I thought I'd post this so that it gets into the archive. Sites that use
the "delay" modifier in the RCPT ACL (either in conjunction with
"ratelimit" or otherwise) might run into problems with PIPELINING.
The PIPELINING extension to SMTP is supposed to make better use of the
network. Using PIPELINING, a client can send MAIL, RCPT, RCPT, ..., DATA
all at once, without waiting for a response in between. The client then
waits for the responses to come back, in order. The server does not need
to flush its output buffer until it has run out of input from the
client. The idea is that in many cases, all the commands from MAIL to
DATA will fit into a single packet, and likewise all the responses will
go back in a single packet. Without PIPELINING, there is a packet
exchange for each command.
Exim, as a server, advertises PIPELINING by default, and as a client, it
uses PIPELINING if the server advertises it. You can suppress the
advertisement (globally, or to specific hosts) by setting
pipelining_advertise_hosts.
A problem arises if the server starts applying delays when it responds
to RCPT commands, because the client won't see any response at all until
either the server's output buffer fills up, or DATA has been processed.

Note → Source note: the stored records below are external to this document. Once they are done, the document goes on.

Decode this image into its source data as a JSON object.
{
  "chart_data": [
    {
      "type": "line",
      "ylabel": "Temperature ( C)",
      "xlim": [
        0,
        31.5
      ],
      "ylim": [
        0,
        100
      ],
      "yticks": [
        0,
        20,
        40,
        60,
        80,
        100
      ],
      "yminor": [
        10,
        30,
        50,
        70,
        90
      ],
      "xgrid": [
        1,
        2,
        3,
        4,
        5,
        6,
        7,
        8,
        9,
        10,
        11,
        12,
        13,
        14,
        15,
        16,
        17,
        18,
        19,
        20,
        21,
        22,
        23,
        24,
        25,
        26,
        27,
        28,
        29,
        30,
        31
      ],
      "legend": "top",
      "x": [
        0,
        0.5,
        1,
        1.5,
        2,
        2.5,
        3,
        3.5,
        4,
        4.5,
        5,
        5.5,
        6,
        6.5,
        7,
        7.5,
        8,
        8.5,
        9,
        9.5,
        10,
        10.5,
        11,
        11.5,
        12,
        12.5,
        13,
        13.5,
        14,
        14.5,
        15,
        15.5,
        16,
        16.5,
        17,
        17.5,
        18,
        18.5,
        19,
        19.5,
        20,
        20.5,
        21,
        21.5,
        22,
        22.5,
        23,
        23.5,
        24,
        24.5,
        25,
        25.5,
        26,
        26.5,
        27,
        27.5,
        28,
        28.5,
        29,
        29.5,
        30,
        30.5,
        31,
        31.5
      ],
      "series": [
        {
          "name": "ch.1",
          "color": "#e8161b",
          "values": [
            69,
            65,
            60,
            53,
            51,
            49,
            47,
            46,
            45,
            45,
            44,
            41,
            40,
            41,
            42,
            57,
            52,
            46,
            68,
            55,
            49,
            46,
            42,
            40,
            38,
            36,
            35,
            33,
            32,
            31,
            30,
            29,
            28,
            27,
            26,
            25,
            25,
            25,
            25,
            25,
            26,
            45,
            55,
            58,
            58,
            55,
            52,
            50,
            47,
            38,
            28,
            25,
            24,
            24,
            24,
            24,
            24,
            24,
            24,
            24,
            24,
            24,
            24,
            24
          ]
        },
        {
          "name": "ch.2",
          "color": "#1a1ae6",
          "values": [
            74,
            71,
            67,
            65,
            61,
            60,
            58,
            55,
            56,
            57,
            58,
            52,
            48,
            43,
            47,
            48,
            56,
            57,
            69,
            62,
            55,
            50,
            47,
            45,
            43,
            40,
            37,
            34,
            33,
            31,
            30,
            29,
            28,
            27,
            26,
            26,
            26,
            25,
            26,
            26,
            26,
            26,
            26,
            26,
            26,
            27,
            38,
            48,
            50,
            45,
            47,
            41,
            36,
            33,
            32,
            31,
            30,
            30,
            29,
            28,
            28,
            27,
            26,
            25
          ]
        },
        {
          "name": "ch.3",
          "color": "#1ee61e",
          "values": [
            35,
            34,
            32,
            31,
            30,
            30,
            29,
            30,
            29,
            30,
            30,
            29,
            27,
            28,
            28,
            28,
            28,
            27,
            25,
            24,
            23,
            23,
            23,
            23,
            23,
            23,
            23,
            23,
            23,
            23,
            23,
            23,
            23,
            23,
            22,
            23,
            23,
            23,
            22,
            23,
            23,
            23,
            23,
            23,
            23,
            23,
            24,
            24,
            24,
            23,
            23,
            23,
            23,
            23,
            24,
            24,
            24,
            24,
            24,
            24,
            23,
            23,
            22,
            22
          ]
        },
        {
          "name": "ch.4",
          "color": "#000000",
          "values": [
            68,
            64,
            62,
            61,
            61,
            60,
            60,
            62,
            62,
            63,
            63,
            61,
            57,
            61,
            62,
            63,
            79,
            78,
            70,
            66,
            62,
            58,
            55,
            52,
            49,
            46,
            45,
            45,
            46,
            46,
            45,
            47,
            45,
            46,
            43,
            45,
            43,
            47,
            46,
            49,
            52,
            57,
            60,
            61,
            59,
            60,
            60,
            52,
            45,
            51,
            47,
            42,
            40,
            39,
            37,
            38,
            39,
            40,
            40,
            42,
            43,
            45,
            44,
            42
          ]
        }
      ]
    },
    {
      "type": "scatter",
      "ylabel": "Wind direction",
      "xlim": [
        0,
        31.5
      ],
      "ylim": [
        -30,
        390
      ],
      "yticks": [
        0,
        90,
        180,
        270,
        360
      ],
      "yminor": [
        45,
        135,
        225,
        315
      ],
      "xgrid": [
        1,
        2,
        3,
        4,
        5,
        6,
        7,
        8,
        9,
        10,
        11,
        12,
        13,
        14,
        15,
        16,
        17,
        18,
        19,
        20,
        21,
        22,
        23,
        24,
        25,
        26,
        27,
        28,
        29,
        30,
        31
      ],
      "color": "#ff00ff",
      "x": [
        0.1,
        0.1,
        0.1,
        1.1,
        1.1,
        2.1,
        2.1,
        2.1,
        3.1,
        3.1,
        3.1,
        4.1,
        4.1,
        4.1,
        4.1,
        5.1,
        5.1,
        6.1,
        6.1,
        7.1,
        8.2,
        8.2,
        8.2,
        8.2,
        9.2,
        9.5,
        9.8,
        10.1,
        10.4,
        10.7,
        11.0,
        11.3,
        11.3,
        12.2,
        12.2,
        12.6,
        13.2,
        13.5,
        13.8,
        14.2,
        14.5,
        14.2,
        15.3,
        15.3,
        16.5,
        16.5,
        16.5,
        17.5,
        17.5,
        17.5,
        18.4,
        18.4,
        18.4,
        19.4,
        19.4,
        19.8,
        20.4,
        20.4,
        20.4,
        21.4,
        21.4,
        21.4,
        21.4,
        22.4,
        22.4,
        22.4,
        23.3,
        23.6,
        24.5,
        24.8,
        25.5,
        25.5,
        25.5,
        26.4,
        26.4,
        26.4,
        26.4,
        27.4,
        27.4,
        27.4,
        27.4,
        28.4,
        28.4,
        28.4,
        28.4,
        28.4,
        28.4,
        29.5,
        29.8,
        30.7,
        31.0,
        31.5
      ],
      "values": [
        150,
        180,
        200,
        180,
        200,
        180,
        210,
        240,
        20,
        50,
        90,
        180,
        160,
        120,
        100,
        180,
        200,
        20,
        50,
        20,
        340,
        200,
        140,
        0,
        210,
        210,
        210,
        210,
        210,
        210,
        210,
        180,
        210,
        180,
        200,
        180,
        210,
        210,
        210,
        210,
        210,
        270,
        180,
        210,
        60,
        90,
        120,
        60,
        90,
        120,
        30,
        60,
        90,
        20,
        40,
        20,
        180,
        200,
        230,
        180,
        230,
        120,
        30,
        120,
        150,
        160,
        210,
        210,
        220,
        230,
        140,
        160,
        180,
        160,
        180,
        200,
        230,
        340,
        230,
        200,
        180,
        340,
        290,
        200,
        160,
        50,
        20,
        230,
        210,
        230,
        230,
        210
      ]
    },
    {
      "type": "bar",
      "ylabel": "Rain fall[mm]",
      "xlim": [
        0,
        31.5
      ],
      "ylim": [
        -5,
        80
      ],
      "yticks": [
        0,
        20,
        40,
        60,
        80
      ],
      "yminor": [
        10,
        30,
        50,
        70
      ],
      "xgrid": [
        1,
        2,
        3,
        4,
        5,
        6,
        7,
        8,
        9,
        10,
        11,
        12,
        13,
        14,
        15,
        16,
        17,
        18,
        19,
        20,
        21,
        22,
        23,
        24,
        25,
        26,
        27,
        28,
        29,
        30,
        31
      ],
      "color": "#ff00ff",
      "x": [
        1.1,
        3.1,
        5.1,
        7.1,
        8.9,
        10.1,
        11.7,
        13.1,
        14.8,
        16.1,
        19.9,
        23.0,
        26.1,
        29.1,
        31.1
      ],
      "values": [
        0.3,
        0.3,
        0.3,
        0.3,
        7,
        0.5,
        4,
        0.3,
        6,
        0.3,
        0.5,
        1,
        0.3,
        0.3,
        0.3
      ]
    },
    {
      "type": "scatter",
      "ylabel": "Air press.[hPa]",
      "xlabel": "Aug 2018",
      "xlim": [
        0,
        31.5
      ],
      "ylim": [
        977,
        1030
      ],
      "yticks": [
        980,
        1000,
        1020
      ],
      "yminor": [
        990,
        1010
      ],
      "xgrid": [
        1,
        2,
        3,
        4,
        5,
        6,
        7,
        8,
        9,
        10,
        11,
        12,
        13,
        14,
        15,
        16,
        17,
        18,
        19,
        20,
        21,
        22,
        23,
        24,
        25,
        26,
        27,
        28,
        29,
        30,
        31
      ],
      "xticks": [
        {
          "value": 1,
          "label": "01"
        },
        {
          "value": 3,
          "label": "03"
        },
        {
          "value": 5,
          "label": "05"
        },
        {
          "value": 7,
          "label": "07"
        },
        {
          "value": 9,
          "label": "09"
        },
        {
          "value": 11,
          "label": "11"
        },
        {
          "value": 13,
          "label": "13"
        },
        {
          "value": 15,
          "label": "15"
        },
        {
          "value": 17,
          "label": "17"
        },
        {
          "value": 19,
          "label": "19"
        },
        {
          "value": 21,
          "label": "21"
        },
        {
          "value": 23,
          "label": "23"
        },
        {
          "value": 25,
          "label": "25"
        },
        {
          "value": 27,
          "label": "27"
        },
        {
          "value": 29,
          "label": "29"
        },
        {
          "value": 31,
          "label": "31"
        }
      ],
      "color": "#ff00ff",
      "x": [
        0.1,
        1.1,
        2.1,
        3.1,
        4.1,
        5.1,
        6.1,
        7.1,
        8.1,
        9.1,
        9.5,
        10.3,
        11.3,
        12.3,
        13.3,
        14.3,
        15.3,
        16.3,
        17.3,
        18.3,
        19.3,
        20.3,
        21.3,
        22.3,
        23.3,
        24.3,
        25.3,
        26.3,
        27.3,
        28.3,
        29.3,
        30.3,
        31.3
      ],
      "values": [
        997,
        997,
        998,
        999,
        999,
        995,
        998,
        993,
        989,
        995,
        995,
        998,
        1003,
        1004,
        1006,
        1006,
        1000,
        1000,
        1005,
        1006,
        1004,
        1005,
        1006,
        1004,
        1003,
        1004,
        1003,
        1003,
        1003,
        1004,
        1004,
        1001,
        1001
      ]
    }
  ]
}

For example, if the client sends MAIL, RCPT, RCPT, RCPT, DATA all in one
packet, and the server applies a 1-minute delay to each RCPT, the client
will see a 3-minute delay before any response at all is received (it
will be waiting for a response to MAIL). It doesn't take too many small
delays to add up to 5 minutes - which is a typical client timeout time.
PIPELINING was invented to speed things up; delays were invented to slow
things down. They don't play well together. :-(
A feature of the next release of Exim (already in the snapshots) is
control = no_pipelining
This makes it possible to disable pipelining for certain clients based
on any criteria that an ACL supports, not just the host identity (which
is all you have with pipelining_advertise_hosts). However, you have to
disable before the response to EHLO is sent in order for it to work.
Bottom line: if you are using delays with RCPT commands, consider the
PIPELINING consequences.
A thought: as I wrote this, it occurred to me that maybe there is a way
that Exim can take note of having obeyed "delay", and if so, force out
its output buffer after it has written the next response, instead of
waiting until it has run out of input. If possible, that would solve
this issue automatically. Any views on this idea?